Another world tour, another bout of sex with anything breathing, and millions of dollars of drugs later, she emerged again this year with newly inflated lips, and an abysmally poor solo album of songs mostly penned by (and inexplicably actually credited to) former 4 Non Blondes leader and newly scarily dykey looking punk songstress Linda Perry. This album has thus far sold less than 100 copies worldwide, mostly because Courtney has ingested so much tobacco and booze that she sounds like the offspring of Leonard Cohen and Tom Waits after being awake for 3 days in a smoke filled room.

She kicked off publicity for her latest release in earnest about year ago by posing for impromptu nude photos for Q magazine during an interview (without them asking her to do so, in fact some would say they begged her to keep her clothes on), in which she talked about such thrilling topics as having her anus waxed. This happened the day after she was arrested on a New York to London flight for making an obnoxious ass of herself. She later on a whim just decided to tell everyone that she was Marlon Brando's illegitimate granddaughter without any evidence to support it, nor an explanation or apology to follow.

It wasn't until October of last year that she managed to kick in the window of her most current boyfriend's house while high on illegal narcotics. That night she tried to OD in front of her daughter and was arrested for felony drug posession. Courtney wined, stalled and postponed her court dates, while rambling incoherently, often on the Howard Stern show that nothing she did was her fault, and that it was all a plot to steal her daughter's inheritance. Somehow she even managed to lose custody of her daughter to a man who is not even related to her or her daughter, despite the existence of several blood relatives, mostly because she tried to beat Cobain's mother to a bloody pulp right inside the courtroom.

Then to prove what an upstanding citizen and mother she was, she made an appearance on The Late Show with David Letterman, where she failed to keep her legs crossed for an entire hour, and managed to flash her breasts at Dave and the entire audience no less than half a dozen times, prompting a male audience member for the first time ever in the history of mankind to utter the words "put it back on!" While there she dropped names like they were Tic Tacs, and disavowed any responsibility for any bad things that had ever happened in her life.

Hours later she split open a fan's skull with a microphone stand then incredibly claimed that somehow this live music venue at which she was performing had microphones but did not possess any microphone stands. Days later while still awaiting trial on her earlier drug charges, she claimed to have given head to Ted Nugent when she was 12, even though no one asked, during an interview in which she was actually asked to explain the pictures which had surfaced over the weekend of a reportedly homeless man suckling on her nipple.
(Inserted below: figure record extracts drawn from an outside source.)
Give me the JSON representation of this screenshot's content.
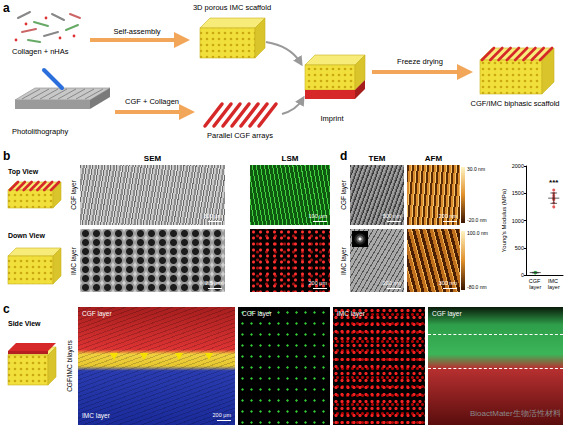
{
  "panel_a": {
    "label": "a",
    "input_top": "Collagen + nHAs",
    "step_top": "Self-assembly",
    "product_top": "3D porous IMC scaffold",
    "input_bottom": "Photolithography",
    "step_bottom": "CGF + Collagen",
    "product_bottom": "Parallel CGF arrays",
    "imprint": "Imprint",
    "freeze": "Freeze drying",
    "result": "CGF/IMC biphasic scaffold"
  },
  "panel_b": {
    "label": "b",
    "top_view": "Top View",
    "down_view": "Down View",
    "columns": [
      "SEM",
      "LSM"
    ],
    "rows": [
      "CGF layer",
      "IMC layer"
    ],
    "scale_bars": [
      [
        "300 μm",
        "100 μm"
      ],
      [
        "2.5 μm",
        "200 μm"
      ]
    ]
  },
  "panel_c": {
    "label": "c",
    "side_view": "Side View",
    "row_label": "CGF/IMC bilayers",
    "images": [
      {
        "labels": [
          "CGF layer",
          "IMC layer"
        ],
        "scale_bar": "200 μm"
      },
      {
        "labels": [
          "CGF layer"
        ]
      },
      {
        "labels": [
          "IMC layer"
        ]
      },
      {
        "labels": [
          "CGF layer"
        ]
      }
    ]
  },
  "panel_d": {
    "label": "d",
    "columns": [
      "TEM",
      "AFM"
    ],
    "rows": [
      "CGF layer",
      "IMC layer"
    ],
    "scale_bars": [
      [
        "500 nm",
        "200 nm"
      ],
      [
        "200 nm",
        "300 nm"
      ]
    ],
    "afm_colorbars": [
      [
        "30.0 nm",
        "-20.0 nm"
      ],
      [
        "100.0 nm",
        "-80.0 nm"
      ]
    ]
  },
  "watermark": "BioactMater生物活性材料",
  "chart_data": {
    "type": "scatter",
    "ylabel": "Young's Modulus (MPa)",
    "categories": [
      "CGF layer",
      "IMC layer"
    ],
    "values": [
      [
        38,
        42,
        45,
        47,
        50,
        44,
        41
      ],
      [
        1250,
        1320,
        1380,
        1420,
        1460,
        1500,
        1560,
        1400
      ]
    ],
    "means": [
      44,
      1410
    ],
    "sds": [
      4,
      95
    ],
    "colors": [
      "#2fb84a",
      "#e03030"
    ],
    "marker": "circle",
    "ylim": [
      0,
      2000
    ],
    "yticks": [
      0,
      500,
      1000,
      1500,
      2000
    ],
    "grid": false,
    "annotation": {
      "text": "***",
      "category": "IMC layer"
    }
  }
}
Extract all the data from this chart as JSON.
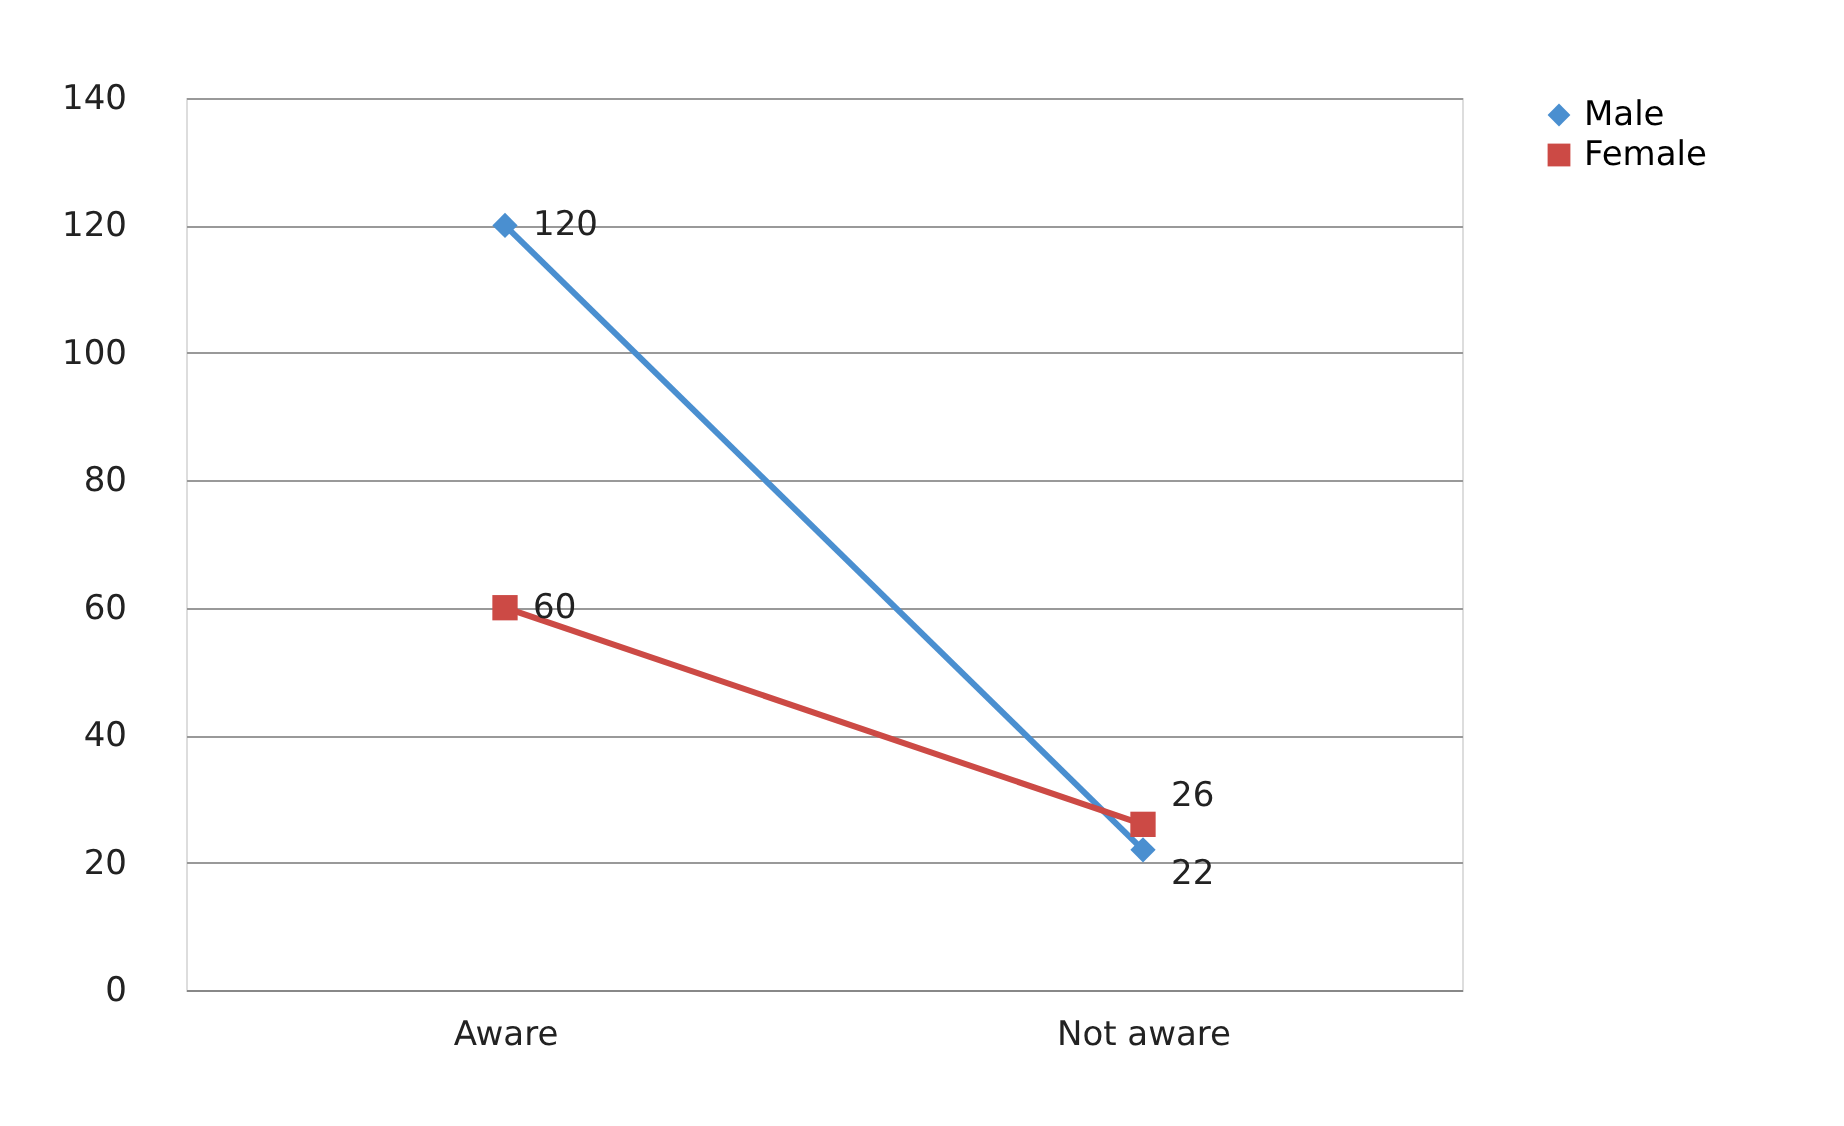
{
  "chart_data": {
    "type": "line",
    "categories": [
      "Aware",
      "Not aware"
    ],
    "series": [
      {
        "name": "Male",
        "color": "#4a8fd0",
        "values": [
          120,
          22
        ],
        "marker": "diamond"
      },
      {
        "name": "Female",
        "color": "#cc4a45",
        "values": [
          60,
          26
        ],
        "marker": "square"
      }
    ],
    "ylim": [
      0,
      140
    ],
    "yticks": [
      0,
      20,
      40,
      60,
      80,
      100,
      120,
      140
    ],
    "grid": "y",
    "legend": "right",
    "data_labels": true,
    "line_style": "solid"
  }
}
She is expected to OD some time in the next 24 to 48 months.

When asked what their future plans entailed, Love started to say something incoherent, took off her top and fell asleep in the middle of 54th avenue. As for Bobby and Whitney, they plan to have Bobby run down a blind nun on his next DUI while a coked up Whitney is giving him a rim job.

Competition for next year's award is already heating up. Fitness guru Richard Simmons already looks to be well on track for a nomination for next years' awards for being flamboyantly gay, yet in the closet for more than 30 years in the public eye, culminating in his arrest for slapping a 6'1" 255 pound Harley Davidson salesman who made fun of his "Sweatin' To The Oldies" tapes.

The story above is a satire or parody. It is entirely fictitious.